Complications of the oliguric phase include volume overload, hyperkalemia, metabolic acidosis, as well as hypocalcemia and hyperphosphatemia.

Diuretic phase

The diuretic phase begins when urine output exceeds 400ml/day, indicating the beginning of renal function recovery.

Polyuric phase

During this phase, renal glomerular function gradually returns to normal, leading to polyuria (up to 4000-6000ml/day) lasting 1-3 weeks. Blood urea nitrogen levels may continue to rise, and renal function gradually normalizes. Reabsorption of solutes and water by renal tubular epithelial cells recovers relatively late and may take several months.

The polyuric phase is prone to hypovolemia, hyponatremia, and hypokalemia. A few patients may die during this phase due to infections and electrolyte imbalances.

Recovery phase

Complete recovery of renal function may take 6 months to 1 year. In some cases, renal function may not fully recover, leaving varying degrees of renal structural and functional defects, potentially requiring long-term dialysis to sustain life.

How is acute kidney injury treated during the acute phase?

For life-threatening water and electrolyte abnormalities caused by AKI, immediate medical intervention is necessary:

Volume overload;

Hyperkalemia (serum potassium >5.5mmol/L) or rapid elevation of serum potassium;

Uremic symptoms, such as pericarditis or unexplained mental status decline;

Severe metabolic acidosis that cannot be corrected with medication (pH <7.1).

Patients with the above conditions, despite appropriate internal medicine treatment, may typically require early dialysis.

How can acute kidney injury be managed at home?

In daily life, patients need to pay attention to medication contraindications and seek advice from a professional medical doctor when necessary. They should actively treat underlying diseases such as hypertension and diabetes, and maintain a positive attitude towards their illness and life.

At the same time, family members should pay attention to changes in the patient's emotions and communicate in a timely manner. For elderly patients, family members should observe any physical changes and seek medical attention promptly if the patient experiences discomfort.

What should be considered for the daily life management of patients with acute kidney injury?

Avoid nephrotoxic drugs, contrast agents, and certain Chinese herbal medicines (such as Aristolochia, Caulis Akebiae, Radix Stephaniae Tetrandrae, and Houpo): High-risk groups such as the elderly, diabetics, and those with pre-existing chronic kidney disease should avoid taking nephrotoxic drugs (such as aminoglycoside antibiotics, amphotericin B, and contrast agents).

Follow the guidance of a professional medical doctor to ensure adequate calorie intake.

Low-sodium diet: Patients with poor kidney function should pay attention to a low-sodium diet and limit the consumption of high-sodium pickled vegetables (such as pickled mustard tuber, salted vegetables, etc.).

Control protein intake: Limit protein intake to 0.8g/(kg·day).
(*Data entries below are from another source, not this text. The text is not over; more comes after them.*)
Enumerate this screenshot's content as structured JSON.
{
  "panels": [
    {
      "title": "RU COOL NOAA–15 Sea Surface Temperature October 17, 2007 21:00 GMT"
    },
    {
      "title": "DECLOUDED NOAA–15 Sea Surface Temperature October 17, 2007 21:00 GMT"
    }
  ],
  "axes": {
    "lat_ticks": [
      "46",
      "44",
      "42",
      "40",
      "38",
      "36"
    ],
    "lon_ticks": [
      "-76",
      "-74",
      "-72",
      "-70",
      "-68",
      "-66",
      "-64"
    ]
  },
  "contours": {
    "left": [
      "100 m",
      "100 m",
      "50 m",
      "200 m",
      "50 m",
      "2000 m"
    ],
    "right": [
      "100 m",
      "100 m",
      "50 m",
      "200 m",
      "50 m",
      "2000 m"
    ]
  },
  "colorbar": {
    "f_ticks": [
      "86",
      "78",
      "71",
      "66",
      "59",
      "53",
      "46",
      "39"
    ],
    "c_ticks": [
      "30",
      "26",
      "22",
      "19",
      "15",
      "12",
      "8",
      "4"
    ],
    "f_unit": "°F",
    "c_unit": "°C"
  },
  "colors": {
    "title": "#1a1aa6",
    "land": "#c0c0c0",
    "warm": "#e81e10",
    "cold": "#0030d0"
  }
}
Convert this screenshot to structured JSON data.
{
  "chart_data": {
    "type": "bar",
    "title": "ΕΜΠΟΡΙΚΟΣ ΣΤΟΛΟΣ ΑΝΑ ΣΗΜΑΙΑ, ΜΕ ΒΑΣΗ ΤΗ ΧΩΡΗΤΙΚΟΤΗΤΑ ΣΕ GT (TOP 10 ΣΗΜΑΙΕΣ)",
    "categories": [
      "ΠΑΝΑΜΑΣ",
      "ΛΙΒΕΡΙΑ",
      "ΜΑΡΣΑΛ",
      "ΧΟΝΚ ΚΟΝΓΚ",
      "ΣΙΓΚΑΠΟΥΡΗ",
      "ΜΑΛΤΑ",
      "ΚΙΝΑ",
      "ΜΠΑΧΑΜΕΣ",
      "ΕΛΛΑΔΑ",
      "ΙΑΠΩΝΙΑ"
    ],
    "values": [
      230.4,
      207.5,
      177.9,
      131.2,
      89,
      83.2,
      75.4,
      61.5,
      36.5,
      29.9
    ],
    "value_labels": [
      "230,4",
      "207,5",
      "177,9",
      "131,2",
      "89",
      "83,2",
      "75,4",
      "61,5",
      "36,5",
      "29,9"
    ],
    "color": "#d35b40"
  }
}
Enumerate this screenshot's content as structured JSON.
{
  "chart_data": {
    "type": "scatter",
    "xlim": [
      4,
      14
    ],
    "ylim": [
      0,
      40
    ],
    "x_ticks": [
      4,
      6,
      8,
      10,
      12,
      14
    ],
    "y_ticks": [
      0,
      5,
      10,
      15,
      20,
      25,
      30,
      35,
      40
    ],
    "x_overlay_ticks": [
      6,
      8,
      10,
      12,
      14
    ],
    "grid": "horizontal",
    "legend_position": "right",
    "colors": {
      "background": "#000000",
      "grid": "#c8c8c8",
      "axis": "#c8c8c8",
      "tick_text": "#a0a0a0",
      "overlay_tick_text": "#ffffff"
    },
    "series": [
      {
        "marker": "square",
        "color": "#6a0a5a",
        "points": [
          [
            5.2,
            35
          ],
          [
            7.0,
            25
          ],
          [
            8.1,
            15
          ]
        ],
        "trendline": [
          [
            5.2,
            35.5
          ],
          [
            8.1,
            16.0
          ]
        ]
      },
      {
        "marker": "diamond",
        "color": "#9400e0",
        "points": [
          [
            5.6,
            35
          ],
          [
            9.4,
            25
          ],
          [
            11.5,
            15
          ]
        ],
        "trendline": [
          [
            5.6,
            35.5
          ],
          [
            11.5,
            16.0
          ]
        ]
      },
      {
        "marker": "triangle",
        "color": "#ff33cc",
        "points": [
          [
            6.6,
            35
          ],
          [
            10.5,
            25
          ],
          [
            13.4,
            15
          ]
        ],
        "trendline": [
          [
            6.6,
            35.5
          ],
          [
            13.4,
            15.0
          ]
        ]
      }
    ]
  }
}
Reduce potassium and phosphorus intake: Avoid or reduce the consumption of high-potassium foods and fruits (such as yams, potatoes, and bananas). Do not consume vegetable soup, and soak vegetables for a period before processing. Avoid or reduce the consumption of high-phosphorus foods such as animal offal, nuts, and dried vegetables.

Improve lifestyle: Quit smoking and alcohol, engage in physical activity, and control weight.

How can acute kidney injury be prevented?

Acute kidney injury has diverse causes, and there are no specific preventive measures. The main focus is on rest, a healthy diet, and paying attention to one's own physical condition. Additionally, for individuals with chronic kidney disease, diabetes, hypertension, heart failure, and other conditions that may affect the kidneys, seeking medical treatment actively can help reduce the likelihood of developing acute kidney injury.